Even in the highly unlikely event that the CDC were called to respond to a—let’s reiterate: extremely-unlikely-to-occur—pandemic, quarantine and isolation would be imposed not by bespeckled CDC scientists but by local or federal law enforcement or troops. Most importantly, the CDC is extremely reluctant to be seen as a coercive government agency because it depends as much as any agency on the good will and acquiescence of citizens in order to respond effectively to a public health emergency. When the bright lights of the Ebola crisis are not on it, the CDC will still need people to get vaccinated, to go to the doctor when they get sick, and to call the authorities if they see trouble.
“Our public health system is built on voluntary compliance,” Donohue tells TIME. “If the CDC starts to become the enemy holding a gun to [someone’s] head and keeping them in their house, they lose insight.”
> ...and makes refusal to wear a face-covering a violation of federal law <
Wait, what? The CDC is now making federal law? I must have missed a lesson in my high school civics class.
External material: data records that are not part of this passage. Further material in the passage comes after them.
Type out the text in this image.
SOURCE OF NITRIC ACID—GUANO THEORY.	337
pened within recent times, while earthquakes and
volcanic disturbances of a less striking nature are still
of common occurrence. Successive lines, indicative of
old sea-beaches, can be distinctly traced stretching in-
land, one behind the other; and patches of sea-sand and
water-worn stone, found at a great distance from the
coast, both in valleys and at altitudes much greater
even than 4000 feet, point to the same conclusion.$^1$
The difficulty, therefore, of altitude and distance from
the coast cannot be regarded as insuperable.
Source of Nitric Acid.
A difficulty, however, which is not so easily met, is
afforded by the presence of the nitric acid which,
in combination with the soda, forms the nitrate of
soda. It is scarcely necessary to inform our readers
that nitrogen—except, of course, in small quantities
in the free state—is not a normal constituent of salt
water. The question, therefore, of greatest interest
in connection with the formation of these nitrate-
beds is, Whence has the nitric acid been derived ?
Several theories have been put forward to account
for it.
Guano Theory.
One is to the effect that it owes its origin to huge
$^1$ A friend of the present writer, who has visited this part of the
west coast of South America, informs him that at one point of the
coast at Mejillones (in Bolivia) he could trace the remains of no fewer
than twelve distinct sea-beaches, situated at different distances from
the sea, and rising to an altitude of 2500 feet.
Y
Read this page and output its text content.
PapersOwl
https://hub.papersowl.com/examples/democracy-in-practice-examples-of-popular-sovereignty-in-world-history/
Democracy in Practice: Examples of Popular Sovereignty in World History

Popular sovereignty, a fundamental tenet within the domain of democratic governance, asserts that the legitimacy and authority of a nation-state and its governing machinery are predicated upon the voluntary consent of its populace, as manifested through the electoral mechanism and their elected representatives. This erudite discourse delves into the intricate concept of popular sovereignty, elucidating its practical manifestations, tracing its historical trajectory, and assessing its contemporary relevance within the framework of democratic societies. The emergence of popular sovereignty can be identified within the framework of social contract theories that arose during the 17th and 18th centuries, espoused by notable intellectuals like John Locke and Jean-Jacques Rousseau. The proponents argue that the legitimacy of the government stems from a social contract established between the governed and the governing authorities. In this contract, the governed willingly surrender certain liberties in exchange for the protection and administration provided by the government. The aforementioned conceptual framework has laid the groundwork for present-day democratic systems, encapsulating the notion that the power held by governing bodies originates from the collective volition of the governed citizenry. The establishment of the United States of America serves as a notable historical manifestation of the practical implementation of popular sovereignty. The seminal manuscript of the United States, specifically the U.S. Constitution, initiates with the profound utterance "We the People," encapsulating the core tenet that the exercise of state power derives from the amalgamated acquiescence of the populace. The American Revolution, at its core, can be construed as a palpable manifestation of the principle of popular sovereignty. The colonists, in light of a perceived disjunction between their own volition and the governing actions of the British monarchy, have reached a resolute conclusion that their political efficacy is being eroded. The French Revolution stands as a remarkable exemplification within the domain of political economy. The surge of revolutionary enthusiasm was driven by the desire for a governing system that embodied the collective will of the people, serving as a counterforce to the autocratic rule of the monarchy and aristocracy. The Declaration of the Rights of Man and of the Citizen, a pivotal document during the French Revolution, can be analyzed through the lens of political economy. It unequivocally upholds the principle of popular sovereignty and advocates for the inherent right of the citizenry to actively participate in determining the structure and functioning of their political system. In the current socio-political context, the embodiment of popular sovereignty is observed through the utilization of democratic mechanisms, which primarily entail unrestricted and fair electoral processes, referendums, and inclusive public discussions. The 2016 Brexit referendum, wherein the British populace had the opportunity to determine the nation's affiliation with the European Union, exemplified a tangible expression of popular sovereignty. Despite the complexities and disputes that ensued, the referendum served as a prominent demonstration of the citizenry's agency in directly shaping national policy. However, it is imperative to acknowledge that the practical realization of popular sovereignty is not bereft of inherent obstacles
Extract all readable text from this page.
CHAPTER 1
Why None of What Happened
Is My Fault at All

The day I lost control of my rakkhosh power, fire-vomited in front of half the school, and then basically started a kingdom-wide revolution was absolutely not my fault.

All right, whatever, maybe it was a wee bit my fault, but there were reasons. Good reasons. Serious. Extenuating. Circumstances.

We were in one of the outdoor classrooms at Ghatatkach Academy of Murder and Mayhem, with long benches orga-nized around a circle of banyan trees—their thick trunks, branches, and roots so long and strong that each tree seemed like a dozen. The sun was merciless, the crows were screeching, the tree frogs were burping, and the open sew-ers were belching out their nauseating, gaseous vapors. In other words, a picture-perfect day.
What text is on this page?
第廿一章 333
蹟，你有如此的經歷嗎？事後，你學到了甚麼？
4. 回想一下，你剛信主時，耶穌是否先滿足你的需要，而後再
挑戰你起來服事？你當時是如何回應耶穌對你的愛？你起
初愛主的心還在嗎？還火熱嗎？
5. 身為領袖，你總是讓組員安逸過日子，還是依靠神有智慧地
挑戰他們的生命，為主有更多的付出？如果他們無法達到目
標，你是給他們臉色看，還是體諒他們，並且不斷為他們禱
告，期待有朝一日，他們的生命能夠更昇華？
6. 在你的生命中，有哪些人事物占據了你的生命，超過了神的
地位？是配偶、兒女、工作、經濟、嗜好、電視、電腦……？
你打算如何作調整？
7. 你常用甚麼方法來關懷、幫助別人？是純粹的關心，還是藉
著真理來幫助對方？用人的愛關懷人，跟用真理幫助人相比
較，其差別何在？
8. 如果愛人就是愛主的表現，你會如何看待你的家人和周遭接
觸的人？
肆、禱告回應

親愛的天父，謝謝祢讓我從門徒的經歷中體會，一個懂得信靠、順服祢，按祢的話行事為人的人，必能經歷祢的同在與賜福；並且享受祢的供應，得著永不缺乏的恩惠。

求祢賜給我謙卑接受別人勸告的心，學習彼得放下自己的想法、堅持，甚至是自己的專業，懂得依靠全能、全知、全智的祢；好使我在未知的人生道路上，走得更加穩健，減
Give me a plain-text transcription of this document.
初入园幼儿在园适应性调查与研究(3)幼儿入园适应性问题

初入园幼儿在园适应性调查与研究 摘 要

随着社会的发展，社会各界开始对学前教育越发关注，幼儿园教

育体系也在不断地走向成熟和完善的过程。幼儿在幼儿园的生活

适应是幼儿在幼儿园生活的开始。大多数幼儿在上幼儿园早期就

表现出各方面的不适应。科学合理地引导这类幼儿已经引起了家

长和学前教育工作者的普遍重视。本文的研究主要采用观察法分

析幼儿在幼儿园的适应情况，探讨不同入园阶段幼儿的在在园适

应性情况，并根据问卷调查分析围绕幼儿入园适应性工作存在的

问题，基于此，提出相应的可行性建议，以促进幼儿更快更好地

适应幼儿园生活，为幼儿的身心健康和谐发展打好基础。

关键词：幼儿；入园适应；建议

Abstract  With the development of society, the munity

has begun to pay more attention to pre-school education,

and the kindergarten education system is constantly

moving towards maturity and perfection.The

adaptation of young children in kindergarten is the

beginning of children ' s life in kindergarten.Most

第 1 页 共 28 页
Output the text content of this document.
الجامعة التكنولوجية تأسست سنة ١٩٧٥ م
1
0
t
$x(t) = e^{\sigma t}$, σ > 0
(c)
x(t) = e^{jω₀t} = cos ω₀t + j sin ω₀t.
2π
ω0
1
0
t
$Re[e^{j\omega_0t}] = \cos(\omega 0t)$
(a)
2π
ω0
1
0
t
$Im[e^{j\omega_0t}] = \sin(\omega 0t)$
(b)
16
I thought only Congress could do that.
I don’t recall the clause in the Constitution that gives an agency of the federal government the power to dictate what we must wear at any given time or place. Must be in one of those penumbras.
“We, the Unelected and Unaccountable, in order to more perfectly cement our power, establish a police state, insure domestic docility, provide for the common subjugation, promote our own self interests, and secure the blessings of tyranny to ourselves and our posterity, do ordain and establish this Edict for the Communist States of America.”
I’m not sure how this is a law.
“I’m not sure how this is a law.”
Just be silent and obey, comrade.
The very definition of tyranny: unaccountable power and control. The more we obey, the more they will seize.
Maybe one of our brave federal judges will stand up to the CDC. Maybe not.
since when does the CDC make laws?
But the difference here is while Ebola was a public health issue, COVID isn’t. Not a virus with a 99% recovery rate, and that’s according to the same organization. No, this is a power play, designed to exert power over you, the individual.
“I’m not sure how this is a law.”
Now you getting technical and applying outdated speak to make words fit your racist constitutional beliefs. It is time you embrace the leftist lexicon of 2021 where dictionaries derived from white privilege are obsolete and oppressive.
Law (noun)
2. a rule defining correct procedure or behavior in a sport.
“the laws of the game”
synonyms:
rule · regulation · principle · convention · direction · instruction · guideline · practice
The CDC should be armed as completely as the US military/
Maan, just when I learned how a bill becomes a law...Schoolhouse Rock doesn’t rock so much./s
It’s NOT a law unless it were passed by Congress and signed by the pResident.
They don’t hace ground troops my eye. Even NOAA has a force with fully automatic weapons. Citizens have short memories.